Following a sharp drop in the number of passengers and route suspensions due to spread of COVID-19, South Korean air carriers are flying smaller planes while parking their unused aircrafts within the airport facilities, according to industry sources Wednesday.
Full-service carrier Korean Air said that it would reduce the number of seats on its Incheon-Los Angeles route from 407 to 277 by switching from the A380-8 aircraft to the smaller B777-300 until March 14.
Asiana Airlines has also changed midsized aircrafts for Tokyo and Fukuoka routes to smaller planes such as the A321, the company said.
After more countries announced travel warnings to Korea and entry restrictions for people arriving from the country, domestic air carriers have additionally suspended some services to the US and European countries, after shutting down all or most Chinese and Southeast Asian routes.
Korean Air said Wednesday that it will halt services on four of its 11 US routes until April 25. They account for about 30 percent of its total revenue.

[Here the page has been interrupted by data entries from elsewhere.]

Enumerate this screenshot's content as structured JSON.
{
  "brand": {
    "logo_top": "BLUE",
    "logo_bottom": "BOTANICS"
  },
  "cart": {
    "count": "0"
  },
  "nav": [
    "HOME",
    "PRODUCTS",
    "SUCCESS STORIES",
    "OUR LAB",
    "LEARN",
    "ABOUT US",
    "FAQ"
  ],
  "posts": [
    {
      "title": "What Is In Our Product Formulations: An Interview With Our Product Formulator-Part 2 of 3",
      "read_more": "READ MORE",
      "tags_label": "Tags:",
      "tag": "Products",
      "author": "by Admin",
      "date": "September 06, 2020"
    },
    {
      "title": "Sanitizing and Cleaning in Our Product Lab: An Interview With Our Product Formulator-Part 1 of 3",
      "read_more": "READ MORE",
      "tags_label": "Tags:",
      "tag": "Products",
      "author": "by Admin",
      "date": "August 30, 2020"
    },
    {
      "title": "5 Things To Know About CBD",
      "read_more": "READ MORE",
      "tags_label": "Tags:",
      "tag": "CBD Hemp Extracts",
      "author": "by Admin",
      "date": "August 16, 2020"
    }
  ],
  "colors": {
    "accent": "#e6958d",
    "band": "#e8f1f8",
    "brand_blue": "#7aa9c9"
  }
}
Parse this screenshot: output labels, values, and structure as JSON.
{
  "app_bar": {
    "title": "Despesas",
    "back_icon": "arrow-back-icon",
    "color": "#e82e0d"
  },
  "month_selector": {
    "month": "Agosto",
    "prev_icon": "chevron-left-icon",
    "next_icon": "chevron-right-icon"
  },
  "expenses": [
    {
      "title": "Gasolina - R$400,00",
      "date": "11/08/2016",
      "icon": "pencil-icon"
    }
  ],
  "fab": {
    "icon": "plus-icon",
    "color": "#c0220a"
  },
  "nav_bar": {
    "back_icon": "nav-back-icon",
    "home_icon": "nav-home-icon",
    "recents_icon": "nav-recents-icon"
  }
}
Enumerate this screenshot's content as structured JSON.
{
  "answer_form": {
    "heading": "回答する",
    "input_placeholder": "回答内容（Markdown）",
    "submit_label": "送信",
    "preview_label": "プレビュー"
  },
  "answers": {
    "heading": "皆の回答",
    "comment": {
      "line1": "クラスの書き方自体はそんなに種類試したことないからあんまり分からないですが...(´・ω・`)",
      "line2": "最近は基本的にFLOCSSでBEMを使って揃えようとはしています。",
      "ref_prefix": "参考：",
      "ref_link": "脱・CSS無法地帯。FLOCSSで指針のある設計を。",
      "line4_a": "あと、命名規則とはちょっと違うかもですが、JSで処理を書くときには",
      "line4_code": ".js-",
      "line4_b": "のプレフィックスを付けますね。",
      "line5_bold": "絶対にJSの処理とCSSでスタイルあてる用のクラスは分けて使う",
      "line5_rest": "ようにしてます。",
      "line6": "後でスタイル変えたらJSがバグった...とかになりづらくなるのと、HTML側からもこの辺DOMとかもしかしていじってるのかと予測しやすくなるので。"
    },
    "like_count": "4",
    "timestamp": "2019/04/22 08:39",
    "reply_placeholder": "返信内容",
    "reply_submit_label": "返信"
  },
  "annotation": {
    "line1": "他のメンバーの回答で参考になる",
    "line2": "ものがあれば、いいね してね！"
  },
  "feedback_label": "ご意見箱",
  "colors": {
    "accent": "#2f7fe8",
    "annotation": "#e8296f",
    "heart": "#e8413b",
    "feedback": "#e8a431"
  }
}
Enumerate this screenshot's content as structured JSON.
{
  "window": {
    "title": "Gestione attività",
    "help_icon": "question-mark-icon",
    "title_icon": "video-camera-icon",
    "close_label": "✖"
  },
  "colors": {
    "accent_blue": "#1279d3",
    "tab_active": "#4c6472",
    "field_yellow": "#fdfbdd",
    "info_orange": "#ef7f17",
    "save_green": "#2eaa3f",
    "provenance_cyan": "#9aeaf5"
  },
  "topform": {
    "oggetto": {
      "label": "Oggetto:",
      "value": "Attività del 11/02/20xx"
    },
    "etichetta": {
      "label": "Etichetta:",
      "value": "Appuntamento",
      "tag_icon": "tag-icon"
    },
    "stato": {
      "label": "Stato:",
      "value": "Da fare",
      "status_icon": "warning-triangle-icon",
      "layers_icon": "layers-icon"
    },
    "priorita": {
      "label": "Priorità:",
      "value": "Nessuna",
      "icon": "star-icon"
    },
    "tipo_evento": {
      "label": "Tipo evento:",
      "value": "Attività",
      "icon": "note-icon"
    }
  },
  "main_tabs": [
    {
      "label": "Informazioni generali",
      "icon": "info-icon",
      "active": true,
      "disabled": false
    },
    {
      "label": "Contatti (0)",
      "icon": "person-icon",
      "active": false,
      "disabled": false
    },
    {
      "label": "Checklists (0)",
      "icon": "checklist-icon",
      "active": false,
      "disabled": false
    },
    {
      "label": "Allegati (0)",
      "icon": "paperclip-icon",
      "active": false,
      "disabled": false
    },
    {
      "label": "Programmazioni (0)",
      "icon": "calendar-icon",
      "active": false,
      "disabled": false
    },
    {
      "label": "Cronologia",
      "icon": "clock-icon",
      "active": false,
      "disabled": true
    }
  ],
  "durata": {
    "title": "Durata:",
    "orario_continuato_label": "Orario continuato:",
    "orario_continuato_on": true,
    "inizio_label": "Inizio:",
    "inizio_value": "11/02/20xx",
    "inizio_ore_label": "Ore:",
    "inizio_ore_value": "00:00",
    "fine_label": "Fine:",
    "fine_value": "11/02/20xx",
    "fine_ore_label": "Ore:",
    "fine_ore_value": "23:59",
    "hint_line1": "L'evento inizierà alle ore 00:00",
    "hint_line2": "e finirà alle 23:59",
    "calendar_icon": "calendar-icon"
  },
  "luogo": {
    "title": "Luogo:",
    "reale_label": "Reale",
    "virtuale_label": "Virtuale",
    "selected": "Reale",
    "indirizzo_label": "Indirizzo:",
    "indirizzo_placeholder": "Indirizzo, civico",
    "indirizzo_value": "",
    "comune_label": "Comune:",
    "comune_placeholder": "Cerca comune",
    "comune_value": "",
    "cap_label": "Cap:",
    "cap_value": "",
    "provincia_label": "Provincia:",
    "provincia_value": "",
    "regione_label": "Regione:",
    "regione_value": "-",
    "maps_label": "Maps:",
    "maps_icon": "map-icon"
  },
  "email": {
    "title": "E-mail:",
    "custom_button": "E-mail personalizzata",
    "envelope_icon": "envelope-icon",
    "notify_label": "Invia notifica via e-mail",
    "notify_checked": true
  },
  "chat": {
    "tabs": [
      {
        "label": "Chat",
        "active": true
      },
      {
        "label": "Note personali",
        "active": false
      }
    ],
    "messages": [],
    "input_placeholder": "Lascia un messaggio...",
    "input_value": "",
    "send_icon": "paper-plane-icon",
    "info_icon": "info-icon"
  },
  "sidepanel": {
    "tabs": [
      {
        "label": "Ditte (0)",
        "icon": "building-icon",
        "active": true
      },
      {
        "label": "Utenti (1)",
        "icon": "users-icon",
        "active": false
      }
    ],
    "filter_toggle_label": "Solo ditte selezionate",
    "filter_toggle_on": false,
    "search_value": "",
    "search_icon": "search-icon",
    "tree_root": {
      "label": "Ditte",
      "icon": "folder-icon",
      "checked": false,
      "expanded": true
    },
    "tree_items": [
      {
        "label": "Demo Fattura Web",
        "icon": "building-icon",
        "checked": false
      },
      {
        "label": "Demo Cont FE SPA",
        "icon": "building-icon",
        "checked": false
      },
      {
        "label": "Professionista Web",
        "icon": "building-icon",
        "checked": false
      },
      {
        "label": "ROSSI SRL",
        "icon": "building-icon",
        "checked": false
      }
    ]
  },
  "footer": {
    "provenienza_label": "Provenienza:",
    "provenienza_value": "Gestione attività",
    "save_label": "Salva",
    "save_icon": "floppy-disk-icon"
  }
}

The affected flights include Incheon-Seattle, Incheon-Las Vegas, Incheon-Boston and Incheon-Dallas routes.
It also announced that eight of its 12 European routes will be suspended until March 28.
This has led airlines to park more aircrafts inside the airport.
According to Incheon International Airport Corp., a total of 173 aircrafts have been parked inside the airport as of Monday, even using spaces such as taxiways due to the lack of space.
The airport operator said there were about 130 aircraft on the parking ramp in January, when COVID-19 infection cases were still mostly limited to China.
Market insiders voiced concerns over the prolonged impact of COVID-19 on aviation industry as stationing aircrafts not only costs parking fees but also rent for leased planes.
Korean Air and Asiana Airlines lease 47 percent and 62 percent of their aircrafts, respectively, while low-cost carriers lease almost all of their planes.
“Considering Korean air carriers’ high ratio of leased planes (compared to other flag carriers), it is crucial for them to make a profit on international routes, but the continued impact of COVID-19 makes it difficult to overcome this crisis,” said an industry insider.